The Pink Tide and Democracy
Re “The Women’s Vote,” by Katha Pollitt [December 12/19, 2022]: When Democrats held both houses of Congress and the presidency, they did nothing to codify the provisions of Roe into law. Our reproductive choices, our concerns for our families and for others’ families, for child care, for a living wage, for legal protections against those who commit domestic violence or sexual assault—all those issues seem secondary to Democrats. They appear to be spineless about the Republicans, who at least know what they want, even if it’s abhorrent.

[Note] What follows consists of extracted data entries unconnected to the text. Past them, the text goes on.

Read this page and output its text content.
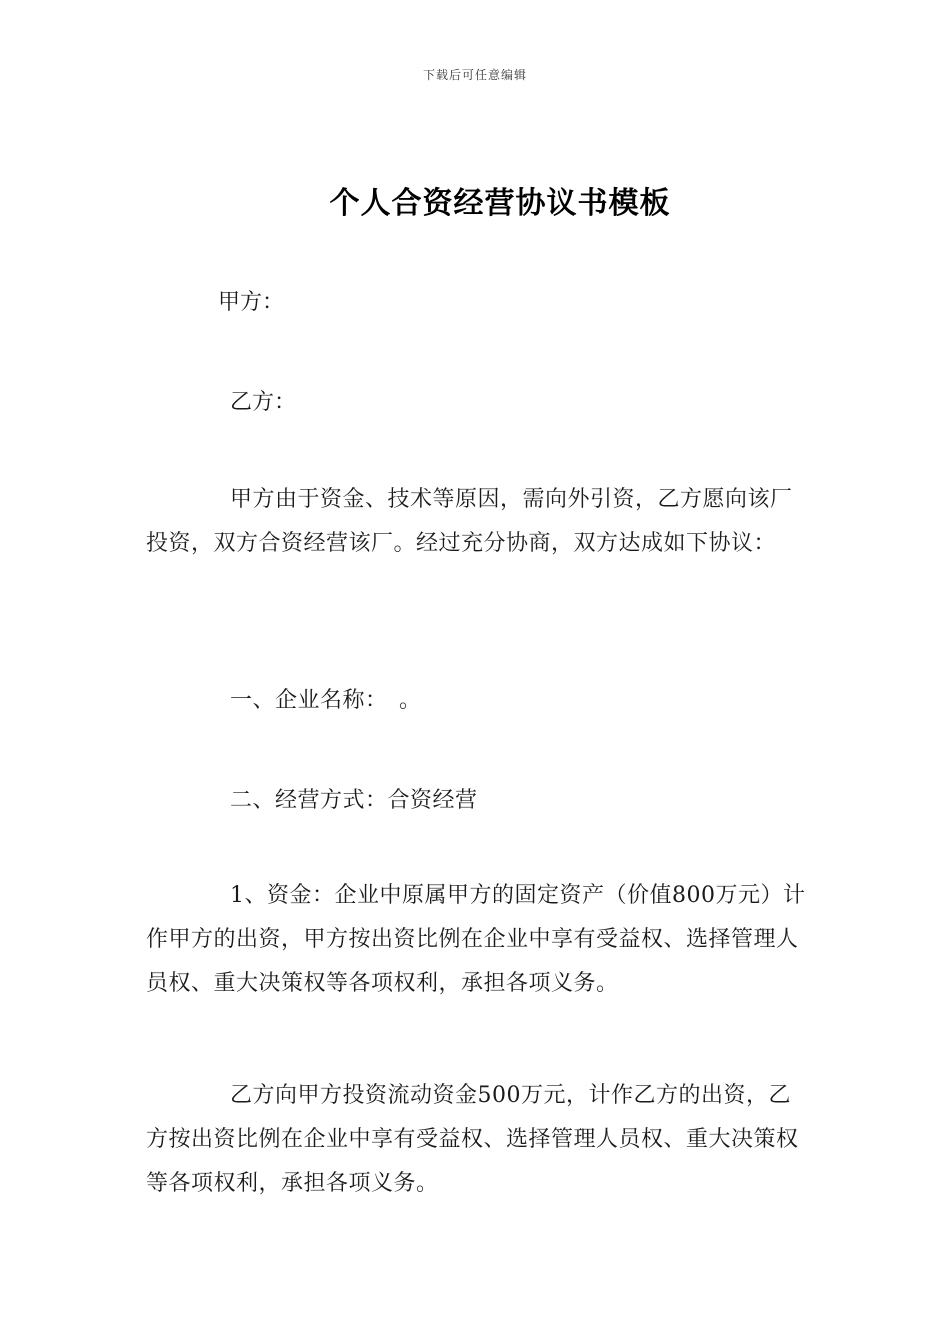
下载后可任意编辑
个人合资经营协议书模板
甲方：
乙方：

甲方由于资金、技术等原因，需向外引资，乙方愿向该厂投资，双方合资经营该厂。经过充分协商，双方达成如下协议：

一、企业名称：　。
二、经营方式：合资经营

1、资金：企业中原属甲方的固定资产（价值800万元）计作甲方的出资，甲方按出资比例在企业中享有受益权、选择管理人员权、重大决策权等各项权利，承担各项义务。

乙方向甲方投资流动资金500万元，计作乙方的出资，乙方按出资比例在企业中享有受益权、选择管理人员权、重大决策权等各项权利，承担各项义务。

Democrats may want the women’s vote, but they haven’t demonstrated that they really listen to or care about women. Carolyn Wallace
It’s high time that we consider disregarding polls. They all predicted big Republican gains in the House and even the Senate. It didn’t happen. This election was decided on one overriding issue: the belief in the survival of democracy. But the polls concentrated too much on gas prices and crime, which the Republicans incorrectly clung to as the most important issues affecting the average American. They all miscalculated. The American voter is smarter than they think. Chick DeCicco hammonton, n.j.
Netizen Power
Re “I’m Not Leaving Twitter. Neither Should You,” by Olayemi Olurim [December 12/19, 2022]: Now that Twitter is privately owned, there is no way to know what is happening with the platform or with our data. Elon Musk bought it to destroy it, and that’s what he’s doing. The real solution is to stop relying on capitalists to provide us with the means to communicate and organize. We need people-powered social networks, written with open source software and governed by the people. This is possible to do. Or we can just wait for the next ad platform to be rolled out and billed as a social network, where we are not the users but the product. Keith Vance
The Rules of the Game
How wonderful to see the director of the Institute for Advanced Study, David Nirenberg, attend to the legacy of John von Neumann [“Fortress of Logic,” December 12/19, 2022]. Nirenberg calls for bookshelves to balance blackboards, and one of the books that belongs on those shelves is Theory of Games and Economic Behavior. In its pages, von Neumann and Oskar Morgenstern lay out their limitations with the kind of intellectual integrity one finds so richly in original thinkers. They tell us clearly that they cannot cover absolute values; they explicitly exclude valuation of intangibles. They concede that there is no way to demonstrate a link between subjective and objective rationality. These stipulated lacunae are a map for intellectuals to address all the damage done by the misuse of the otherwise valuable contributions of Western rationalists. For decades, the rationalists insisted that altruism did not exist, completely missing that von Neumann and Morgenstern never denied the existence of absolute values. People do endow intangible principles with absolute value. Scott Corey quincy, calif.